Library Wars: Love & War Volume 15

Library Wars: Love & War Volume 15

When Viz launched Library Wars: Love & War in English in the summer of 2010, I appreciated the premise, of an organized force of librarians who form an army to defend the right to read and defeat government censorship. However, the series became much more focused on its dippy heroine and her crushes (typical of its shojo genre) than the science-fiction exploration of the premise I hoped for, so I stopped reading with volume 5 in 2011.

I checked back into the series by Kiiro Yumi when I saw that Library Wars: Love & War volume 15 was the final book in its run. (The four original novels by Hiro Arikawa turned into 15 manga volumes.) As such, it does everything a reader of the series could hope for.

Library Wars: Love & War Volume 15

Iku has grown up quite a bit since I last saw her.
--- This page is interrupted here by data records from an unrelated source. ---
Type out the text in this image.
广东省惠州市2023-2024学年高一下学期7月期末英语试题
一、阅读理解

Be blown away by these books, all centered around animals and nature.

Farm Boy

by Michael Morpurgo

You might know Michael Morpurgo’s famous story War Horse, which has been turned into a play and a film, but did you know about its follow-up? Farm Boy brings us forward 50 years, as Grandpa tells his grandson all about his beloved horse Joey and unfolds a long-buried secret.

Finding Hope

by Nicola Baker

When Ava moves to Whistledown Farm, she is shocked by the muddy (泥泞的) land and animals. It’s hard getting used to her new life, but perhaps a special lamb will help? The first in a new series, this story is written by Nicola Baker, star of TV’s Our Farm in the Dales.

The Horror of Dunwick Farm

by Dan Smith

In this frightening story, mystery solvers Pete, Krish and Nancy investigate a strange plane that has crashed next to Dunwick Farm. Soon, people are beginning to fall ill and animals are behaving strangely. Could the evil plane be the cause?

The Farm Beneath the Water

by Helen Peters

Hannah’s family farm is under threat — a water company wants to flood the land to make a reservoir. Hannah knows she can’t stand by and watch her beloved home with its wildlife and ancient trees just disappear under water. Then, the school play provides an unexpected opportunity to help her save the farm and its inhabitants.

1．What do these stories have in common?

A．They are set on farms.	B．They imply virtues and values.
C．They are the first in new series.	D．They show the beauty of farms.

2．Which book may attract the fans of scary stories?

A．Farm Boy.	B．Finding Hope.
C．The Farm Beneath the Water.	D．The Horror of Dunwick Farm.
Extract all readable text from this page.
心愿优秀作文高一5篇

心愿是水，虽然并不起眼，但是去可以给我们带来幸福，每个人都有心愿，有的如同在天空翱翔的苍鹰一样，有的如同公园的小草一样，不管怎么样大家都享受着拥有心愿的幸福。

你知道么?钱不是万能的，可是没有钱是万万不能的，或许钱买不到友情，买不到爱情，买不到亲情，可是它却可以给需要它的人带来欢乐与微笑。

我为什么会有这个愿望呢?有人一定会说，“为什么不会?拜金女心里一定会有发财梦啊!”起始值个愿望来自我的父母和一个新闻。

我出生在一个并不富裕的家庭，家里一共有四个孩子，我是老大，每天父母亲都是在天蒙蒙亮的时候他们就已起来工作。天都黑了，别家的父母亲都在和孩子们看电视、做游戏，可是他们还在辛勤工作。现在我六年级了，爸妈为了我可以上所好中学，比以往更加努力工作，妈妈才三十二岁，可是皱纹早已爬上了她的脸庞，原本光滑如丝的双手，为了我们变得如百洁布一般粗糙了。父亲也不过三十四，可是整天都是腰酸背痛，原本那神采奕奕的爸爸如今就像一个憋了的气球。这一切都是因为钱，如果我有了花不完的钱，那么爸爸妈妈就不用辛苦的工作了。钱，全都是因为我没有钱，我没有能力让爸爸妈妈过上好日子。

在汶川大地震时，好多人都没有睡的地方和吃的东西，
Instead of clumsy new recruit, she’s now capable of handling a mission solo, and she’s been tasked with conveying a novelist to a safe location while the government is after them both, so they must go in secret. She’s still inspired by her teacher/love interest, though, giving us scenes of her thinking about him whenever she’s stressed, foregrounding the emotional aspect.

This mission was plenty understandable to someone like me who hasn’t read the story in a while. In a way, it’s a bit generic to anyone who has read similar thrillers — must deliver item X to place Y in spite of opposing forces — but there’s a clever twist to it that adds a light-hearted note. Her actions also have bigger effects on the country’s laws, which leads into the big picture, “jump ahead three years” happy finale, where things have changed for the better both personally and politically. Even though I really didn’t remember much about these characters, they were in such basic roles that I could still share the happy feelings. (The publisher provided a review copy.)